Selon le spécialiste, la Suisse a encore des progrès à faire en la matière: "il y a déjà eu plusieurs initiatives sur ce sujet (voir encadré) et elles ont toutes été rejetées. Bien que la transparence soit au goût du jour, que ce soit en matière fiscale ou en matière bancaire, on reste plutôt cachottier en Suisse."
Pauline Turuban
RTS La Première - 12 décembre - Journal horaire de 18h
De nombreuses initiatives sur ce sujet ont été classées
La question d'une amélioration de la transparence des déclarations d'intérêts des parlementaires ne date pas d'hier. Quelques exemples d'initiatives parlementaires et de motions déposées ces dernières années (toutes ont été rejetées):
- En 2006, une initiative parlementaire réclame que les mandats rapportant plus de 10'000 francs bruts par année soient déclarés comme tels.
- En 2007, une initiative parlementaire demande que les députés rendent public le montant des gains annuels que représentent leurs liens d'intérêts.
- En 2009, une initiative parlementaire demande que "le Bureau de chaque conseil évite (...), dans les commissions, une présence trop importante de députés ayant un même lien d'intérêt en relation avec les attributions spécifiques des commissions où ils siègent".

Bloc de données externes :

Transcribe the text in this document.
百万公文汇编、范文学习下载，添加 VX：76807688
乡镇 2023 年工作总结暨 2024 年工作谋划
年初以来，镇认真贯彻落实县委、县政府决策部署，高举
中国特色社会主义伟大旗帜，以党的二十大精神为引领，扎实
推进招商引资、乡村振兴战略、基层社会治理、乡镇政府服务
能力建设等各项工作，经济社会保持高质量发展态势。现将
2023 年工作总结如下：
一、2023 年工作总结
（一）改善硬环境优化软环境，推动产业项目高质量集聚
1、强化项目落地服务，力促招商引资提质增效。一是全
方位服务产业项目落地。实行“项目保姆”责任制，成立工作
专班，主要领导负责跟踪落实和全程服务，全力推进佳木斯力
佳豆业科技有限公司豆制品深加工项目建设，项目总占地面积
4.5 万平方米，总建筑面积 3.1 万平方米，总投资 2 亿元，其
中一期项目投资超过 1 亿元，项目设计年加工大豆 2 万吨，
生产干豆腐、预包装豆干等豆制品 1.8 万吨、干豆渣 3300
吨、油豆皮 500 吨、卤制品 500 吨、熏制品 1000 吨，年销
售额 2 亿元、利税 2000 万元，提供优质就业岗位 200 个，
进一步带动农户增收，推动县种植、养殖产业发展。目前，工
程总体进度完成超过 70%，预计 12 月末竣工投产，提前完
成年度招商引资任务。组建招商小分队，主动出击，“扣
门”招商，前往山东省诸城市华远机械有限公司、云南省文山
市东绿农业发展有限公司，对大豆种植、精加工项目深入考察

- En 2012, une initiative demande que les députés précisent si leurs mandats sont rémunérés ou bénévoles.
- En 2015, une initiative parlementaire réclame qu'outre les mandats extra-parlementaires, les revenus tirés de l'activité professionnelle soient déclarés.
Une meilleure transparence également réclamée en ce qui concerne les lobbyistes
Actuellement les parlementaires ont le droit d'accorder l'accès aux zones non publiques du Parlement à deux personnes, qui peuvent être des lobbyistes. La règle prévoit que les élus doivent donner le nom et la fonction des personnes à qui ils octroient des badges d'accréditation, et ces informations figurent également dans un registre public, le registre des accrédités.
Toutefois la fonction n'y est souvent indiquée que de manière générique (avec des termes tels qu'"invité" ou "collaborateur personnel"). Par ailleurs, les personnes associées ou employées d'une entreprise d'"affaires publiques" n'indiquent que le nom de celle-ci, sans précisions sur l'identité des mandants. Là aussi, plusieurs motions et initiatives ont demandé par le passé l'amélioration du système existant, sans succès.
"Le lobbying peut aussi se faire en dehors du Parlement, en privé, directement dans le bureau des lobbyistes", ajoute Eric Martin de Transparency International. L'ONG jugerait ainsi préférable qu'existe un registre public de tous les lobbyistes ayant des contacts avec les élus, qu'ils soient accrédités au Parlement ou non.